To perform the GROUP BY, PostgreSQL had to sort those 3.3 million wide rows.

The sort required roughly:

3,341,534 rows × 526 bytes ≈ 1.7 GB

Since that didn’t fit in memory, PostgreSQL switched to an external merge sort.

From the execution plan:

Sort Method: external merge
Disk: 1762616kB

That single sort spilled ~1.7GB to disk.
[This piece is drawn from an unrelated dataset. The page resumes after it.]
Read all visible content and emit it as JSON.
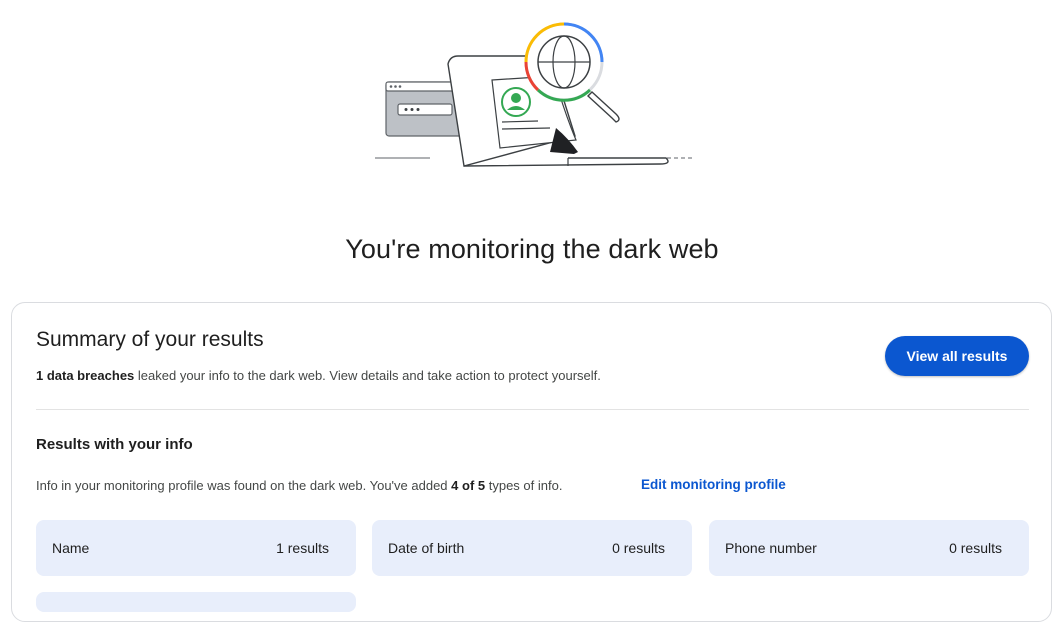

In total, the query wrote ~6.6GB of temporary data and spent over 6 minutes just reading temp files back.

The LIMIT 5000 didn’t help — because PostgreSQL had to complete the aggregation and sorting before it could return the first row.

The Key Realization

We didn’t actually need to group all organization columns.

The real requirement was simple:

For each organization, attach one primary domain.

Instead of grouping everything, we rewrote the query to select a single domain per organization using a lateral subquery:

SELECT
    org.organization_id,
    d.website,
    org.display_name,
    org.address,
    org.location,
    org.created_at
FROM analytics.organizations org
LEFT JOIN LATERAL (
    SELECT LOWER(domain) AS website
    FROM analytics.organization_domains d
    WHERE d.organization_id = org.organization_id
      AND d.is_primary
    ORDER BY domain
    LIMIT 1
) d ON TRUE
WHERE org.location IS NOT NULL;

With an index like:

CREATE INDEX idx_domains_primary_org
ON analytics.organization_domains (organization_id, domain)
WHERE is_primary;

The massive sort disappeared.

No 1.7GB spill. No 6GB temp files. No external merge.

The sync time dropped from 8+ minutes to under 20 seconds.

Closing thoughts

2 main points for me from this incident:

Large GROUP BY operations can silently trigger multi‑gigabyte disk sorts.
Often, the fastest optimization is not tuning memory — but rewriting the query to avoid global aggregation entirely.

And it only surfaced when the data grew large enough to expose it.

I’d love to hear if you had similar problems and how you handled them under real traffic.